13 Fragen an... Roman Probst

Roman Probst, Gründer und CEO von Translation-Probst, verrät in unserer Serie «13 Fragen an...» unter anderem, wieso er immer wieder auf Schnäppchenangebote reinfällt.

1. Was kommt Ihnen auf keinen Fall ins Büro?

Ein Hängebauchschwein. Ich finde zwar die kleinen Grunzer herzig, hätte aber für sie keinen Platz im Büro. Und sie wären zu laut.

 

2. Gab es in Ihrem Leben einen Moment, in dem Sie dachten: Wow.
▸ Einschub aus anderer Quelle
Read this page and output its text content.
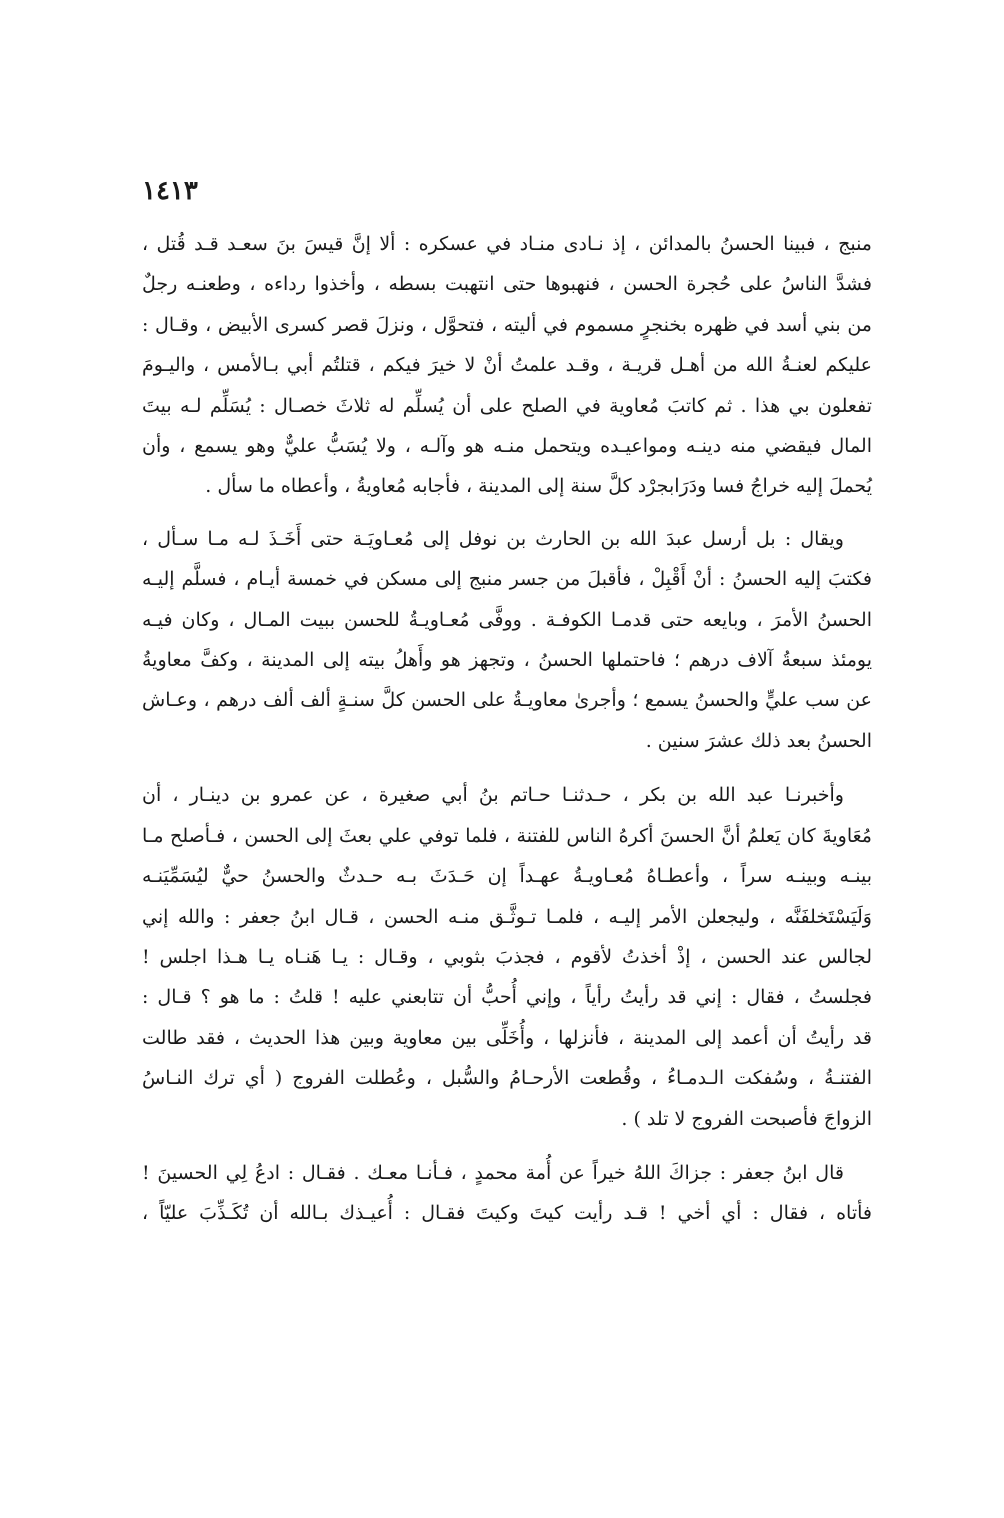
١٤١٣

منبج ، فبينا الحسنُ بالمدائن ، إذ نـادى منـاد في عسكره : ألا إنَّ قيسَ بنَ سعـد قـد قُتل ،
فشدَّ الناسُ على حُجرة الحسن ، فنهبوها حتى انتهبت بسطه ، وأخذوا رداءه ، وطعنـه رجلٌ
من بني أسد في ظهره بخنجرٍ مسموم في أليته ، فتحوَّل ، ونزلَ قصر كسرى الأبيض ، وقـال :
عليكم لعنـةُ الله من أهـل قريـة ، وقـد علمتُ أنْ لا خيرَ فيكم ، قتلتُم أبي بـالأمس ، واليـومَ
تفعلون بي هذا . ثم كاتبَ مُعاوية في الصلح على أن يُسلِّم له ثلاثَ خصـال : يُسَلِّم لـه بيتَ
المال فيقضي منه دينـه ومواعيـده ويتحمل منـه هو وآلـه ، ولا يُسَبُّ عليٌّ وهو يسمع ، وأن
يُحملَ إليه خراجُ فسا ودَرَابجرْد كلَّ سنة إلى المدينة ، فأجابه مُعاويةُ ، وأعطاه ما سأل .

ويقال : بل أرسل عبدَ الله بن الحارث بن نوفل إلى مُعـاويَـة حتى أَخَـذَ لـه مـا سـأل ،
فكتبَ إليه الحسنُ : أنْ أَقْبِلْ ، فأقبلَ من جسر منبج إلى مسكن في خمسة أيـام ، فسلَّم إليـه
الحسنُ الأمرَ ، وبايعه حتى قدمـا الكوفـة . ووفَّى مُعـاويـةُ للحسن ببيت المـال ، وكان فيـه
يومئذ سبعةُ آلاف درهم ؛ فاحتملها الحسنُ ، وتجهز هو وأَهلُ بيته إلى المدينة ، وكفَّ معاويةُ
عن سب عليٍّ والحسنُ يسمع ؛ وأجرىٰ معاويـةُ على الحسن كلَّ سنـةٍ ألف ألف درهم ، وعـاش
الحسنُ بعد ذلك عشرَ سنين .

وأخبرنـا عبد الله بن بكر ، حـدثنـا حـاتم بنُ أبي صغيرة ، عن عمرو بن دينـار ، أن
مُعَاويةَ كان يَعلمُ أنَّ الحسنَ أكرهُ الناس للفتنة ، فلما توفي علي بعثَ إلى الحسن ، فـأصلح مـا
بينـه وبينـه سراً ، وأعطـاهُ مُعـاويـةُ عهـداً إن حَـدَثَ بـه حـدثٌ والحسنُ حيٌّ ليُسَمِّيَنـه
وَلَيَسْتَخلفَنَّه ، وليجعلن الأمر إليـه ، فلمـا تـوثَّـق منـه الحسن ، قـال ابنُ جعفر : والله إني
لجالس عند الحسن ، إذْ أخذتُ لأقوم ، فجذبَ بثوبي ، وقـال : يـا هَنـاه يـا هـذا اجلس !
فجلستُ ، فقال : إني قد رأيتُ رأياً ، وإني أُحبُّ أن تتابعني عليه ! قلتُ : ما هو ؟ قـال :
قد رأيتُ أن أعمد إلى المدينة ، فأنزلها ، وأُخَلِّى بين معاوية وبين هذا الحديث ، فقد طالت
الفتنـةُ ، وسُفكت الـدمـاءُ ، وقُطعت الأرحـامُ والسُّبل ، وعُطلت الفروج ( أي ترك النـاسُ
الزواجَ فأصبحت الفروج لا تلد ) .

قال ابنُ جعفر : جزاكَ اللهُ خيراً عن أُمة محمدٍ ، فـأنـا معـك . فقـال : ادعُ لِي الحسينَ !
فأتاه ، فقال : أي أخي ! قـد رأيت كيتَ وكيتَ فقـال : أُعيـذك بـالله أن تُكَـذِّبَ عليّاً ،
Das ist super. Und es ist von mir!

Die Initiative rund um Professor Tell. Mit dieser Positionierung haben wir in einem Jahr 40 Prozent mehr Umsatz gemacht.

 

3. Was denken Sie persönlich über die Wirkung von Werbung/PR?

Werbung und PR sind für den Unternehmenserfolg essenziell. Wichtig dabei sind Ehrlichkeit und Authentizität. So hat man langfristig Erfolg.

 

4. Wären Sie nicht Kommunikator geworden – was dann?

Vermutlich wäre ich wie mein Bruder Weltenbummler, der für einen Reiseveranstalter arbeitet.

 

5. Hat sich Ihr Medienverhalten in den letzten 3 Jahren geändert? (Wenn ja, wie?)

Auf jeden Fall. Ich nutze vermehrt Smartphone und Tablet – ob zum Schreiben von E-Mails, zum Lesen von Nachrichten oder zum Buchen von Ferien.

 

6. Was ist für Sie die momentan grösste Herausforderung für die Werbung?

Der Spagat zwischen Publikum unterhalten und belästigen.

 

7. Fallen Sie auf Werbung herein? Wann?

Auf Schnäppchenangebote. Die wecken den Jäger in mir.

 

8. Was halten sie von Owned Media?

Viel. Weil ich mich und mein Unternehmen über Webseite, Blog oder Social Media zeitlich und thematisch frei darstellen kann – ob fachlich oder menschlich. Zuletzt zahlen sich Owned Media auch im SEO-Marketing aus.

 

9. Was möchten Sie nie über sich hören müssen?

Ich sei ein Langweiler.

 

10. Ein Buzz-Wort, das Ihnen auf die Nerven geht?

Das Wort «Buzz-Wort».

 

11. Was hat Sie inspiriert, in die Kommunikationsbranche einzusteigen?

Meine Herkunft und der Kontakt zu Menschen.

 

12. Welchen Werbeträger finden Sie abscheulich?

Visitenkarten von Autohändlern unter dem Scheibenwischer.

 

13. Was wollen Sie unbedingt erreichen?

Eine Familie gründen und der beste Vater sein.

 

Roman Probst gründete 2005 Translation-Probst mit der Idee, Qualitäts-Übersetzungen schnell, einfach und sicher verfügbar zu machen . Das Unternehmen in Winterthur mit Filialen in Schaffhausen und Lausanne arbeitet für Google, Migros, Schindler und 2000 weitere Unternehmen.